Nuclear Elephant asks: "After a little hacking, Linux has been running great on my Thinkpad T30 for about a year now. I can talk to my cellphone and bluetooth devices, do all kinds of neat hacking on wireless, and just about everything you'd expect to be able to do from a Windows machine, except make the battery last. Even after the standard optimizations (like cpufreq, laptop_mode, brightness, turning off useless processes, etc.) my battery still only lasts about an hour running under Linux as opposed to 2 1/2 hours in Windows. Has anybody come up with some innovative battery conservation ideas for Linux? It seems to be the only thing lacking in this fine operating system." What kernel options might one look into, for saving laptop battery power? Also, what desktop settings (both for Gnome and KDE) would work best, for this situation?
"and just about everything you'd expect to be able to do from a Windows machine, except make the battery last."
Sounds like you basically answered your own question. Use the best tool for the job. If windows allows you to do all that AND make the battery last - then maybe you should just use windows.

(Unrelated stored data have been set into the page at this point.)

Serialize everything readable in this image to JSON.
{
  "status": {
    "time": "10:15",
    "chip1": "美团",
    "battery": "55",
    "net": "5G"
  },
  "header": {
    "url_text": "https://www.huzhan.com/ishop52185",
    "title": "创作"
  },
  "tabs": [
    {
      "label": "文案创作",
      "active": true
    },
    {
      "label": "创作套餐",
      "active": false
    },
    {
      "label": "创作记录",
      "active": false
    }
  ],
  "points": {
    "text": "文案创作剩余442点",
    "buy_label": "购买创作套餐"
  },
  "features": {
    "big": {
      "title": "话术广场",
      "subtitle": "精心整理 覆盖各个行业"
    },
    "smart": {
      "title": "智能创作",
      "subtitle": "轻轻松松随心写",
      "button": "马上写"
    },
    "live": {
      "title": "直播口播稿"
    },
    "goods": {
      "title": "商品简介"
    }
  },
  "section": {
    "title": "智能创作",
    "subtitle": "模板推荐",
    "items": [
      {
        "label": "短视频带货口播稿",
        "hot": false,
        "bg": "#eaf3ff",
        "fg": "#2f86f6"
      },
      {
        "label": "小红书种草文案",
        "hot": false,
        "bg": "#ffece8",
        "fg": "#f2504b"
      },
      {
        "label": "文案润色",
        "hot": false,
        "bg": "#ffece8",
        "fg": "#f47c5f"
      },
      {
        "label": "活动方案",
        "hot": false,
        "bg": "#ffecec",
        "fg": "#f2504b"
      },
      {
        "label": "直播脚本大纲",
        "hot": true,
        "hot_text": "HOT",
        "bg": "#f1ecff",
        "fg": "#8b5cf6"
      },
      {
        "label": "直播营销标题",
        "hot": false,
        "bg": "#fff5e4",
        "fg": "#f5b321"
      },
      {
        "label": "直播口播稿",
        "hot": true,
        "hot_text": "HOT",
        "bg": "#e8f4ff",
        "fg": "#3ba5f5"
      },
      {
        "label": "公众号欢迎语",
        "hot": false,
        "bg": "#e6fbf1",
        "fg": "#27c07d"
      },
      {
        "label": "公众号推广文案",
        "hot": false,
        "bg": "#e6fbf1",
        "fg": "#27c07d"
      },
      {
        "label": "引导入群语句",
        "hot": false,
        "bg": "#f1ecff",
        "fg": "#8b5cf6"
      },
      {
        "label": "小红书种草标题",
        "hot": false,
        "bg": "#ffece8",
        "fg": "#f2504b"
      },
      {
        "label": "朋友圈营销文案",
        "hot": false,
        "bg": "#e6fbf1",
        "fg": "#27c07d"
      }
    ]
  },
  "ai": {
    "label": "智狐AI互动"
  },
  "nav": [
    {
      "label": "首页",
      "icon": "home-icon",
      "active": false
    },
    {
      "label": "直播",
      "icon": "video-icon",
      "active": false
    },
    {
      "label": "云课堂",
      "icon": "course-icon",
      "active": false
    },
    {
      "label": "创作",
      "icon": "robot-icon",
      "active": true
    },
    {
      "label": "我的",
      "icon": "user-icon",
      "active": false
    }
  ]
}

Since you have a Thinkpad, you should download and install tpctl. It comes with a daemon called apmiser that controls power use according to CPU usage.
There is the "Battery Powered Mini-HOWTO" up on the Linux Documentation Project site: http://www.tldp.org/HOWTO/Battery-Powered/index.ht ml
Of course, you probably looked there first before you asked Slashdot :)
Seriously, read the section on syslogd(8). In addition to their suggestions, we have also setup a central log server which allows logging to only go over the network, and not to the local disk at all.
If you are in a LAN (or wireless) environment, you might want to consider that although the wireless might cost you more powering the NIC than it would hitting the disk (after you disabled syncing).